### Semantic News Search
This will allow users to enter a prompt about what news they are interested in and then will output the most similar articles found using the Media Stack API
##### Methodology
1. User enters a prompt
2. A few-shot prompt identifies the parameters found in the users input that can be used for the Media Stack API call
3. Process the LLM output to turn it into the appropriate format for the Media Stack API
4. Validate the API call to make sure the LLM is not adding incorrect or invalid parameters
5. Call the API and get the top responses from Media Stack
6. Calculate the similarity between the User Input and each Article
7. Display the most similar articles as the final response

In [5]:
## Import the libraries
from langchain import PromptTemplate, FewShotPromptTemplate, HuggingFaceHub
from langchain.chains import LLMChain
from sentence_transformers import SentenceTransformer, util
import numpy as np
import torch
import os
from IPython.display import Markdown as md
from mediastack import get_news

In [6]:
USER_INPUT = "What are new AI and technology achievements?"
number_of_articles_to_display = 5
API_TOKEN = os.getenv("HUGGINGFACE_API_TOKEN")
## If you do not have a HuggingFace API Token, you can create one for free fairly easily, I'm sticking to free LLMs for this project
##   This limits me to only use an LLM that is fairly small (<10GB), so using a more advanced LLM would ensure better results
##   Note: adding an API token into a notebook is not the standard practice since it is not secure, I can also send you mine if you need it


In [8]:
llm = HuggingFaceHub(repo_id="bigscience/bloom", huggingfacehub_api_token = API_TOKEN)

I chose to use BLOOM since it performed the best at extracting the parameters compared to the other freely available LLMs.

A few-shot prompt works well here since it allows me to have more control over the output of the model, which helps make sure that the output can be parsed properly and doesn't include incorrect parameters.

In [19]:
available_parameters = """
categories must be taken from this list : [ general, business, entertainment, health, science, sports, technology ]
categories can be excluded by prefixing a '-', such as -entertainment to exclude entertainment.
"""
examples = [
    { "input": "I want to know about new technologies that companies are using to make money",
     "parameters":"""
    categories:technology,business
    keywords:new technologies money"""
       },

    { "input": "Give me news about achievements in health science",
     "parameters":"""
    categories:health,science",
    keywords:health science achievements"""
       },

    { "input": "What are the best non-sports movies to go see in theaters now",
     "parameters":"""
    categories:entertainment,-sports",
    keywords:movies theaters"""
       },
       
]

example_template = """
input: {input},
parameters: {parameters}\n"""

example_prompt = PromptTemplate(input_variables=['input','parameters'], template=example_template)

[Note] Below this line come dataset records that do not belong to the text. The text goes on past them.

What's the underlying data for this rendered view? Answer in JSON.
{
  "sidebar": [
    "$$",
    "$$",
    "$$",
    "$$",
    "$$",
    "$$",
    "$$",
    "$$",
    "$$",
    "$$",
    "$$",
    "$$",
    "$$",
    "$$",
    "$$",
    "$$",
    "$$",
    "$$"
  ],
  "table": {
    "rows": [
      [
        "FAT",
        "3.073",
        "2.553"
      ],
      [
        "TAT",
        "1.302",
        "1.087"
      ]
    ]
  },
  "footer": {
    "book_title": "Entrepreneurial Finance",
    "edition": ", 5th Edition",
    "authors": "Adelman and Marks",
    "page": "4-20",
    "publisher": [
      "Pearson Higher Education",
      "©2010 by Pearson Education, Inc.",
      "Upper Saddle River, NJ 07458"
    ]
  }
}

parameter_parser_template = FewShotPromptTemplate(
    examples = examples,
    example_prompt=example_prompt,
    prefix = f"Extract the parameters out of the user's prompt and output the parameters in json format. The parameters should include categories and keywords. {available_parameters}",
    suffix="input: {input}\nparameters:",
    input_variables=["input"],
    example_separator="\n"
)

In [20]:
print("Here is the prompt that will extract the parameters from the user's input:\n\n")
print(parameter_parser_template.format(input=USER_INPUT))

Here is the prompt that will extract the parameters from the user's input:


Extract the parameters out of the user's prompt and output the parameters in json format. The parameters should include categories and keywords. 
categories must be taken from this list : [ general, business, entertainment, health, science, sports, technology ]
categories can be excluded by prefixing a '-', such as -entertainment to exclude entertainment.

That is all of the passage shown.